Indian Evidence Act. For this proposition it is not necessary to cite decisions nor text books, although we have been taken through case-law and other authorities by counsel on both sides. The essence of a judicial approach is objectivity, exclusion of extraneous materials or considerations and observance of rules of natural justice. Of course, fairplay is the basis and if perversity or arbitrariness, bias or surrender of independence of judgment vitiate the conclusions reached, such finding, even though of a domestic tribunal, cannot be held good. However, the courts below misdirected themselves, perhaps, in insisting that passengers who had come in and gone out should be chased and brought before the tribunal before a valid finding could be recorded. The „residuum‟ rule to which counsel for the respondent referred, based upon certain passages from American Jurisprudence does not go to that extent nor does the passage from Halsbury insist on such rigid requirement. The simple point is, was there some evidence or was there no evidence -- not in the sense of the technical rules governing regular court proceedings but in a fair commonsense way as men of understanding and worldly wisdom will accept. Viewed in this way, sufficiency of evidence in proof of the finding by a domestic tribunal is beyond scrutiny. Absence of any evidence in support of a finding is certainly available for the court to look into because it amounts to an error of law apparent on the record. We find, in this case, that the evidence of Chamanlal, Inspector of the Flying Squad, is some evidence which has relevance to the charge levelled against the respondent.
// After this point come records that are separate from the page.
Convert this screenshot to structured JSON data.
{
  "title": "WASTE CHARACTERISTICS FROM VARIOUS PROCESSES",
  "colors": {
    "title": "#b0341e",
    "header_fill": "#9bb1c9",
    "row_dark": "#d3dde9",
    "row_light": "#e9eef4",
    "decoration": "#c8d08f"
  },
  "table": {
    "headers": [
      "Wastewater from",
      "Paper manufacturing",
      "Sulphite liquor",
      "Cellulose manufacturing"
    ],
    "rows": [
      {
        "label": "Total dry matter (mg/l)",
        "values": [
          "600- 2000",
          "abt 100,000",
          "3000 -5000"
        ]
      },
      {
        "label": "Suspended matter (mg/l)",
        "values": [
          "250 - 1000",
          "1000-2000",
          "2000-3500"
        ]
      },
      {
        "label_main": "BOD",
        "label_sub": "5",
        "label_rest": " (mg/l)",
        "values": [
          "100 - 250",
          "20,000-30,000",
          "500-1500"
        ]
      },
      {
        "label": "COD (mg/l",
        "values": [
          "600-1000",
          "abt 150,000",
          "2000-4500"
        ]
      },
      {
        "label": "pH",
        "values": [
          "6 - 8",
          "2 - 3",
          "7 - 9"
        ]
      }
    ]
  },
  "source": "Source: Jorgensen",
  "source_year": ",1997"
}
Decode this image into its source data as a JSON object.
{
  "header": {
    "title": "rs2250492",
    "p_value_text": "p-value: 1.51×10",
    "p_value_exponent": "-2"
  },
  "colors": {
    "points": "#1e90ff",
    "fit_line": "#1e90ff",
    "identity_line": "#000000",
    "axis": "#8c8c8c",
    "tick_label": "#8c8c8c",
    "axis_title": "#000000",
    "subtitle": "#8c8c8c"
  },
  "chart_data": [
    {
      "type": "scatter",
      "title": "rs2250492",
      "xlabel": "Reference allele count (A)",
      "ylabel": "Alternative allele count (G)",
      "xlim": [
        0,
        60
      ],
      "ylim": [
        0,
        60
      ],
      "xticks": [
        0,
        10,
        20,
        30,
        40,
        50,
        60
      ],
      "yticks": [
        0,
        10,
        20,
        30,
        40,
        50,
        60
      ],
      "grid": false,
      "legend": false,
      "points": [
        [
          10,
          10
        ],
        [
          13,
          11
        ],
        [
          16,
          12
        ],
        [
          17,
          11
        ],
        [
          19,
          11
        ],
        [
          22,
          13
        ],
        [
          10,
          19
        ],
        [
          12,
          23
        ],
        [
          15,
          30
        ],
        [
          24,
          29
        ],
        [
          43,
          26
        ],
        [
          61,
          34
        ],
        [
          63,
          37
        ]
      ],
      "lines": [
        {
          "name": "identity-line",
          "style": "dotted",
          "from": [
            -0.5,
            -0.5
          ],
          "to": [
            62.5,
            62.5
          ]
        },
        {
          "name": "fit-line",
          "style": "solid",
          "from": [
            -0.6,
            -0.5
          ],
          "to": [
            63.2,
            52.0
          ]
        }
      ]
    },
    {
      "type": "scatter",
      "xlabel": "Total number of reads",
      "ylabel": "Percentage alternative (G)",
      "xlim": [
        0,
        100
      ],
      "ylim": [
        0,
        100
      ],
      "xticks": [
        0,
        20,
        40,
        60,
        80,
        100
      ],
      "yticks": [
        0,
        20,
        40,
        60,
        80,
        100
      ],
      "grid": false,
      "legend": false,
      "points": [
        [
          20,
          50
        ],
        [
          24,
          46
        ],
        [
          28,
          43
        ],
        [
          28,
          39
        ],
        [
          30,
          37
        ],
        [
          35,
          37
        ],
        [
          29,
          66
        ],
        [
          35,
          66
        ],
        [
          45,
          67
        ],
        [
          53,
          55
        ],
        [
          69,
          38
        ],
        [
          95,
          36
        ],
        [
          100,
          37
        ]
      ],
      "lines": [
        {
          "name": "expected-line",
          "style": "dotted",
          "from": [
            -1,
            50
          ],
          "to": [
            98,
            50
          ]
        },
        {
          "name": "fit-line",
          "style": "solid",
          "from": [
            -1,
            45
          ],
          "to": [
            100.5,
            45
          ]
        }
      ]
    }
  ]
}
Therefore, we are unable to hold that the order is invalid on that ground."

8. Learned counsel though contends that the statements so recorded do not bear the signatures of Ram Kishan the only witness examined on behalf of the management, however Ram Kishan has clearly stated that statements were recorded by one Ramesh Chand. Merely by stating that Ramesh Chand has not been produced in the witness box the evidence of Ram Kishan does not get effaced with. The learned Labour Court though came to

the conclusion that there was every possibility that Rajbir Singh had collected `1/- each from the two passengers, however since statement of passengers has not been proved by the management benefit of doubt was granted. Having come to the conclusion that from the evidence there was every possibility of the appellant having collected `1/- each from the two passengers and no tickets having been issued to the passengers, the further finding of the learned Labour Court is erroneous and has thus been rightly set aside by the learned Single Judge.

9. Considering the evidence on record and law on the issue we find no infirmity in the impugned order passed by the learned Single Judge.

10. Consequently, the appeal is dismissed.